La brecha inmensa que se ha abierto entre los colombianos en estos dos siglos que
van corridos desde el florero no es entre ricos y pobres como dicen muchos. Pobres
siempre ha habido y siempre habrá, y mientras más se reproduzcan más. La brecha,
la brecha injusta, la brecha inmensa es entre gobernantes y gobernados, entre
funcionarios y ciudadanos. Aquí no hay servidores públicos. Esos son cuentos. Lo que
hay es aprovechadores públicos que se reparten y parrandean los puestos. Se los
pasan de padres a hijos, de amigos a amigos, de compinches a hermanos: las
alcaldías, las gobernaciones, los ministerios, la presidencia. Ellos son los que dicen,
ellos son los que hablan, ellos son los que ges-ticulan; nosotros los que los oímos y
los vemos y los padecemos. Ellos son los protagonistas de la Historia; nosotros los
comparsas de su gloria. En ellos están puestos los reflectores; nosotros estamos en
la sombra. Ellos son los que suben; nosotros los que bajamos. Ellos son los que
cobran; nosotros los que pagamos, los que pagamos los impuestos y los platos rotos
de su fiesta. Dueños ellos y señores de las primeras planas, nosotros saldremos en la
página roja. Ellos van, vienen, funcionan, y mientras más van y vienen y funcionan, con
sus patas enormes de elefante ciego más nos atropellan. Nosotros somos los
servidores y ellos son los señores. Ellos trocaron los papeles. La sirvienta se nos
convirtió en la dueña de la casa.
Todos los caminos nos los bloquearon, todas las puertas nos las cerraron, en todo se
metieron y lo que estaba bien lo dañaron y lo que estaba mal lo empeoraron. Para
nada sirven pero en todo están: en la salud, en la economía, en el transporte, en la
educación. Hasta convocan congresos de escritores y nos ceden un ratico la palabra.

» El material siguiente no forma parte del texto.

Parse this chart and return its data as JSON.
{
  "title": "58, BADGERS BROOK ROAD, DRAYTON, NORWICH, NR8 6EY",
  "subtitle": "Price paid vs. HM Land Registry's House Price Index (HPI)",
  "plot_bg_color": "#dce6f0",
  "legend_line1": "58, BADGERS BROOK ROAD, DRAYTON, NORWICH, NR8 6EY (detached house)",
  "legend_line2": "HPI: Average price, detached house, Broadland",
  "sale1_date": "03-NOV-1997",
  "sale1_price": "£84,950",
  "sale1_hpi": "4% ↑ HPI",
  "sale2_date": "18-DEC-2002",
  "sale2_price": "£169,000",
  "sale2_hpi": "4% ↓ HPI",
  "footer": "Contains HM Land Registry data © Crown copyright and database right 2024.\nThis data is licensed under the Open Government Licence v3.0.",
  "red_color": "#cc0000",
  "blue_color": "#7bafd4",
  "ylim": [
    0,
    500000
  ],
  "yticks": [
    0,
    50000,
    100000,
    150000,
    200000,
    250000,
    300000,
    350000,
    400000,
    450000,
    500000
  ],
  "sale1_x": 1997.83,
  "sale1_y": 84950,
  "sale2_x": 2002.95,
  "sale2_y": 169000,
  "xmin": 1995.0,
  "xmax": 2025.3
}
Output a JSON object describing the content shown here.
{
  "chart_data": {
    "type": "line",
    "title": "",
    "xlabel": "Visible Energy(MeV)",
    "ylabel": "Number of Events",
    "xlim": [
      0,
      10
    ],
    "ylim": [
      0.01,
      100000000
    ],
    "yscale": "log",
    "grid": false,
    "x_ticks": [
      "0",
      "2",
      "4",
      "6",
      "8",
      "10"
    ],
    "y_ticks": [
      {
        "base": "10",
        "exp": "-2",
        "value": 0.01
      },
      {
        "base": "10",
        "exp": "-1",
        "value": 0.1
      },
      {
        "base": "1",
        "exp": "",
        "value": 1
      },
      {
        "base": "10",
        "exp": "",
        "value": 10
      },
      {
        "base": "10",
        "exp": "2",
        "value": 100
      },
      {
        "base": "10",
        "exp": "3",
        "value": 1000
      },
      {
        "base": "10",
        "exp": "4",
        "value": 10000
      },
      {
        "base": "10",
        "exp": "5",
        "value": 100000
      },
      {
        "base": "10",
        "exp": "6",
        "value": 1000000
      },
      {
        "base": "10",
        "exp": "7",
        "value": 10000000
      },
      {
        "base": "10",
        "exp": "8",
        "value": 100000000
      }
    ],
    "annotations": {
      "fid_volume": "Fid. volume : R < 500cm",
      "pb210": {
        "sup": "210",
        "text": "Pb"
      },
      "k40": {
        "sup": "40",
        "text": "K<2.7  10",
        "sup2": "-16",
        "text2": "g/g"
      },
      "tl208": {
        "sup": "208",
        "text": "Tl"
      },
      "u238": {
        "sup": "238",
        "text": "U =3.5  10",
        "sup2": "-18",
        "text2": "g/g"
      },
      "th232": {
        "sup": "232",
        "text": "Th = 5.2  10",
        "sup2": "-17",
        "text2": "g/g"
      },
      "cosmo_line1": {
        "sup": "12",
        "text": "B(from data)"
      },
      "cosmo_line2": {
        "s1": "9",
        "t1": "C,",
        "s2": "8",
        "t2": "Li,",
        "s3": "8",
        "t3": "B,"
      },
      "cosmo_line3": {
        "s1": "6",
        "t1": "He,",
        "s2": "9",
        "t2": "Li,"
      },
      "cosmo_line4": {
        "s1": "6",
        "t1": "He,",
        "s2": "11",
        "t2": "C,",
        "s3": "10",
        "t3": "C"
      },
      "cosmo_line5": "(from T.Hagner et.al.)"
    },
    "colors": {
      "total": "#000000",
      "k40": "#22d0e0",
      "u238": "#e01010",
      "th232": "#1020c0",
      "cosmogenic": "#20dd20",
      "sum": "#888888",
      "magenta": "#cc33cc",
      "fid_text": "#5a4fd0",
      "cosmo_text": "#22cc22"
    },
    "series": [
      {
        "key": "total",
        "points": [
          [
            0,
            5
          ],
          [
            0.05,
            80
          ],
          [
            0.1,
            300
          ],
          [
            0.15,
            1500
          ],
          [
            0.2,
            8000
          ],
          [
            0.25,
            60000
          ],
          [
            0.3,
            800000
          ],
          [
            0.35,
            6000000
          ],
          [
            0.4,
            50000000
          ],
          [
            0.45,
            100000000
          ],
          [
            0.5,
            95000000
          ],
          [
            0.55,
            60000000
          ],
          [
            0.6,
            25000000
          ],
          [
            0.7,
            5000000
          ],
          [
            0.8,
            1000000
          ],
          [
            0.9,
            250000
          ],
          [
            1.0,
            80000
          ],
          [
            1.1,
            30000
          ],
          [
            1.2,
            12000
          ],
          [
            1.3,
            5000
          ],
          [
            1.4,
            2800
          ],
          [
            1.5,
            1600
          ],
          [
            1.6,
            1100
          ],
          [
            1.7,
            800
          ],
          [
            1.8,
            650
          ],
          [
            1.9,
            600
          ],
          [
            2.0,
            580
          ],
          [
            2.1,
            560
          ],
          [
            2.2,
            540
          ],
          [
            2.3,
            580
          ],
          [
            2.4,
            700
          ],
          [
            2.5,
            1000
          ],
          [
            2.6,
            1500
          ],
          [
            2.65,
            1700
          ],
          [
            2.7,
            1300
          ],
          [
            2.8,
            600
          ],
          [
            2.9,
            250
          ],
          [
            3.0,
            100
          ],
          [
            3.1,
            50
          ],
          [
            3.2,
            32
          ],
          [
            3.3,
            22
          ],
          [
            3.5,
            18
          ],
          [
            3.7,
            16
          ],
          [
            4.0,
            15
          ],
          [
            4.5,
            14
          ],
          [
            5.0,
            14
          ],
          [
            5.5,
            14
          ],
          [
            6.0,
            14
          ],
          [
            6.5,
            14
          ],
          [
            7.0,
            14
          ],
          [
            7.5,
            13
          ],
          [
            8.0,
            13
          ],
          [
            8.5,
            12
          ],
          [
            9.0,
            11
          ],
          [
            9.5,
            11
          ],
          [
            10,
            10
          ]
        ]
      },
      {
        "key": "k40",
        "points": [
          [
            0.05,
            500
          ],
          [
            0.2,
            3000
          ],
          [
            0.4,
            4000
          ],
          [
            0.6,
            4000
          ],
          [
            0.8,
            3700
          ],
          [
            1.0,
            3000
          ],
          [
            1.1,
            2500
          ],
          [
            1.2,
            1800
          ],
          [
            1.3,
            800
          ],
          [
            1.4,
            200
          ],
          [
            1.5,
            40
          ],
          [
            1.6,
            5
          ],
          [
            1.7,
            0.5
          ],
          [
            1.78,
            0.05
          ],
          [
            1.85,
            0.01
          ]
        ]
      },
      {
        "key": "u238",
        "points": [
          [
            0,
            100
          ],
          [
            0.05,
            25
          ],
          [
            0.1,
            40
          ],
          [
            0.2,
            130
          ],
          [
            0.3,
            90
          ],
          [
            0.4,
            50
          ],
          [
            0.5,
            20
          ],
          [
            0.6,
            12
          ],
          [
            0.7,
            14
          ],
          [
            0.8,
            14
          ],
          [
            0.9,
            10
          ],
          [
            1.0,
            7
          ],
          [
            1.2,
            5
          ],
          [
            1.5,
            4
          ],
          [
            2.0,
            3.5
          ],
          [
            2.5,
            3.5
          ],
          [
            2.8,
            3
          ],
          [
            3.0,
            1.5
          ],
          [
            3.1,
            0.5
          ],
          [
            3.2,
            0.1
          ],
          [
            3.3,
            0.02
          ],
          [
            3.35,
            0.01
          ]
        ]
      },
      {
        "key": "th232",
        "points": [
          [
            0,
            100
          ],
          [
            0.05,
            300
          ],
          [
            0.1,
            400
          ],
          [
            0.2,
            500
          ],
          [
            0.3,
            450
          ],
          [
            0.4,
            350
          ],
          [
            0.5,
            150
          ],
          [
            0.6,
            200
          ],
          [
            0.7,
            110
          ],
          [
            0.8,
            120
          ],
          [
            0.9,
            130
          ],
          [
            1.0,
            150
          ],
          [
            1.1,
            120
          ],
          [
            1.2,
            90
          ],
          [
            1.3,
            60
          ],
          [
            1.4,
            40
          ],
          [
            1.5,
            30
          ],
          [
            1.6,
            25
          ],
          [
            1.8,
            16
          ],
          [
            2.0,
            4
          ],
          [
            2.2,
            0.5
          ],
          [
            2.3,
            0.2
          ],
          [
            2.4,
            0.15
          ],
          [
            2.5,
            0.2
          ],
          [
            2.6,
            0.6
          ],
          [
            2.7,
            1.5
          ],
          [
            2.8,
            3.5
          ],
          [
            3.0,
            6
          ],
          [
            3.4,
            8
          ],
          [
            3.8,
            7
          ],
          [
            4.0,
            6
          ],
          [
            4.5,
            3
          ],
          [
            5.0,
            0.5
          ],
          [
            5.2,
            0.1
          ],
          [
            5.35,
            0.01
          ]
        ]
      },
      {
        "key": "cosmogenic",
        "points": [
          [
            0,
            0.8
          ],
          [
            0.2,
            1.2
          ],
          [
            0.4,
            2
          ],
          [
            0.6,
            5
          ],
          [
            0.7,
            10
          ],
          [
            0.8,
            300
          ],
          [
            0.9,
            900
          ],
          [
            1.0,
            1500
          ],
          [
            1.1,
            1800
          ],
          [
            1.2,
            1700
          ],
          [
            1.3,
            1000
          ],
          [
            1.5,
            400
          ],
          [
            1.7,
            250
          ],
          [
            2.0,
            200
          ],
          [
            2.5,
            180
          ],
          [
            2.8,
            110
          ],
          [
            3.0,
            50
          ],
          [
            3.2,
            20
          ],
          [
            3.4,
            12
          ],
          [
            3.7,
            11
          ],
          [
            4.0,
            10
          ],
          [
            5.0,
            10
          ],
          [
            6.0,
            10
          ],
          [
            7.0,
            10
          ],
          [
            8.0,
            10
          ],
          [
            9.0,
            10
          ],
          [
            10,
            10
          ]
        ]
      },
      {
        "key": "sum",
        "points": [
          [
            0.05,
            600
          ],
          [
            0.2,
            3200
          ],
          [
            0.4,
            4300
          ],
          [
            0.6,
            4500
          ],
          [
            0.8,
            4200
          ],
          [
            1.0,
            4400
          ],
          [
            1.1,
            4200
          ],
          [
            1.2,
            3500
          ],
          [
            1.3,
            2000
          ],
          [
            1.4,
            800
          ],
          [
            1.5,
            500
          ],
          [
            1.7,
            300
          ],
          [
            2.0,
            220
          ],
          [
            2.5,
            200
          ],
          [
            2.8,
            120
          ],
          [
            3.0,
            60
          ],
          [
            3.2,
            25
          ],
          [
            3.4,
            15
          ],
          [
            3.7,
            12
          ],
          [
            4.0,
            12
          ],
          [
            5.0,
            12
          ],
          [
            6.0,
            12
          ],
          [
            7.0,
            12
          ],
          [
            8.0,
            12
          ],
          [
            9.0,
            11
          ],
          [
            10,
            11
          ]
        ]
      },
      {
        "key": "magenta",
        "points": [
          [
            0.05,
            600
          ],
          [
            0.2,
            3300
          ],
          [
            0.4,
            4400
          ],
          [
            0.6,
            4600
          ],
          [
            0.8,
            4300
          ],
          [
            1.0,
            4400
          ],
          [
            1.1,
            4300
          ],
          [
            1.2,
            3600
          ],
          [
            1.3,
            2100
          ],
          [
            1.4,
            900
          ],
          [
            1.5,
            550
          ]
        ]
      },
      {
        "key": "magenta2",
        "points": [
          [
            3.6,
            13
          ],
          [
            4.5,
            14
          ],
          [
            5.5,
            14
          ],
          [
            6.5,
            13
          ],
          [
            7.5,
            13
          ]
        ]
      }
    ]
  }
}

Muchas gracias y aprovechemos y sigamos que el tiempo se nos va a acabar.
Y ya piensan gravar a la industria editorial. La van a quebrar. También la van a quebrar.
¿Y quién nos va a editar los libros?
Siempre se las arreglan para conciliar los contrarios. Y así son pero no son y están
pero no están; quitan para poner y ponen para quitar. Hoy crean un ministerio de
cultura, mañana lo quieren quitar, pasado mañana volverlo a poner. Políticos de
Colombia, o sea burócratas, camarillas del partido conservador y liberal: No más
trabas, no más leyes, no más cambios, no más impuestos. No declaren más en los
noticieros. Desaparezcan, bórrense, ¡déjennos respirar!
Al monstruo bicéfalo liberal-conservador últimamente le salieron otras cabezas: la
guerrilla, los paramilitares y el narcotráfico. Y así tenemos hoy pesando sobre
Colombia a la hidra de cinco cabezas. Si bien las viejas produjeron a las nuevas y
hacen parte de un solo animal, las cabezas no se hablan ni se ven ni se quieren
reconocer. Temen verse en el espejo. Aunque a ratos cambian de opinión y sí se
miran y se ven y se reconocen y arman híbridos de cabezas. Entonces nos nacen el
Frente Nacional y la narcoguerrilla. En estos días dos de las cabezas resolvieron
hablarse y reconocerse y andan en diálogos de paz. Por eso el impuesto de la paz.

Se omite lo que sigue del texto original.